The film draws out a connection between these interactions with Bill Murray’s background improv comedy. In improv, the focus is to live in the moment and always react to what the other people are doing. And this seems to be what Bill Murray is doing in the real world with real people.
Bill Murray gets away with it because he is famous and people don’t expect it. People don’t expect a famous person to take the time to relate and know random people around them. But the fact of the matter is that nowadays, people really don’t expect any person to take the time to know the people they bump into as they go about their day. We are living in a society that is becoming more isolated from each other. People start their days headed off to work and then hurry back into the hamster cages we call homes. Some have social outings and other events or activities that connect them to the community at large, but those are becoming fewer and fewer.
Which raised the question in my mind, what if we all did what Bill Murray does?
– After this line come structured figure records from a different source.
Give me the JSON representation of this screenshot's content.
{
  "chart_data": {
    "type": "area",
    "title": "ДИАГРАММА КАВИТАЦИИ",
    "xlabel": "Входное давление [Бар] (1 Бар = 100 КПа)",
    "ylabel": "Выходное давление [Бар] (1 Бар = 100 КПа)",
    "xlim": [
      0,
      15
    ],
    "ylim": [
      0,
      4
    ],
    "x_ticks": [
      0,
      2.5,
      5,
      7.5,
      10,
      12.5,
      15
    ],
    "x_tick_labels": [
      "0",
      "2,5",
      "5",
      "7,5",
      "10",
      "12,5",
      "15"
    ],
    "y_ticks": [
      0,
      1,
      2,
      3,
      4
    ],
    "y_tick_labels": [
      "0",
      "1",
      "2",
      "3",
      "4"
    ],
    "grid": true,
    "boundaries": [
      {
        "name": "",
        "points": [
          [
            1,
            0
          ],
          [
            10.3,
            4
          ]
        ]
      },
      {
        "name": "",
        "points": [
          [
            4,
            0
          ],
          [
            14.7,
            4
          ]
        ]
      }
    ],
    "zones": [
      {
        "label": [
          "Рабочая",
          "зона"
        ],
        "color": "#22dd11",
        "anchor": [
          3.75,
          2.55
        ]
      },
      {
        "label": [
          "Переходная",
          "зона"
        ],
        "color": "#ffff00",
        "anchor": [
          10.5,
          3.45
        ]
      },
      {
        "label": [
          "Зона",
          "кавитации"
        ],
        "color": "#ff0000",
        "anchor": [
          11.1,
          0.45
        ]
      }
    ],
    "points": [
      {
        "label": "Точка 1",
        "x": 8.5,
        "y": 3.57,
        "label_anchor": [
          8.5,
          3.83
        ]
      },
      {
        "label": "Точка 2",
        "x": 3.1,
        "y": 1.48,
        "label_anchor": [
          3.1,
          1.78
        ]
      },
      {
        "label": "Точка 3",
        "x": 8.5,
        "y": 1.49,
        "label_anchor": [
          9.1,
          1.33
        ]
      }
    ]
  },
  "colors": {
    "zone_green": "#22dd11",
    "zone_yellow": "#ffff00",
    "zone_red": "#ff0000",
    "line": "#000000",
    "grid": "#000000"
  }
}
What if people took the time to actually interact with people around them on a personal level and lived in that moment for that moment’s sake? What if we struck up conversations with strangers just to know them? What if we sought to have fun with people in a way that made their day better? What if we practiced improv with those around us, not seeking the spotlight but rather putting the spotlight on them?
That would be expanding on the idea presented in 1 Thessalonians 2:8 where Paul says that he loves the Thessalonians so much that he not only shares the gospel with them but also his life. Isn’t that something that should move us to be with people around us? We should love them as people made in the image of God so that we want to know them, we want them to feel better after meeting us, we want them to leave us feeling joy from the interaction. One way we can do this is to see those interactions as improv, having fun in the moment, putting the spotlight on others, and loving them as humans.
This would change how most of us treat people. It would change the opportunities we have to share our faith. And I think it would change how people hear what we believe.
It is a bold way to live. It opens yourself up to rejection. But maybe, just maybe, there could be something to it. Where God could use us as we seek to love people in this way.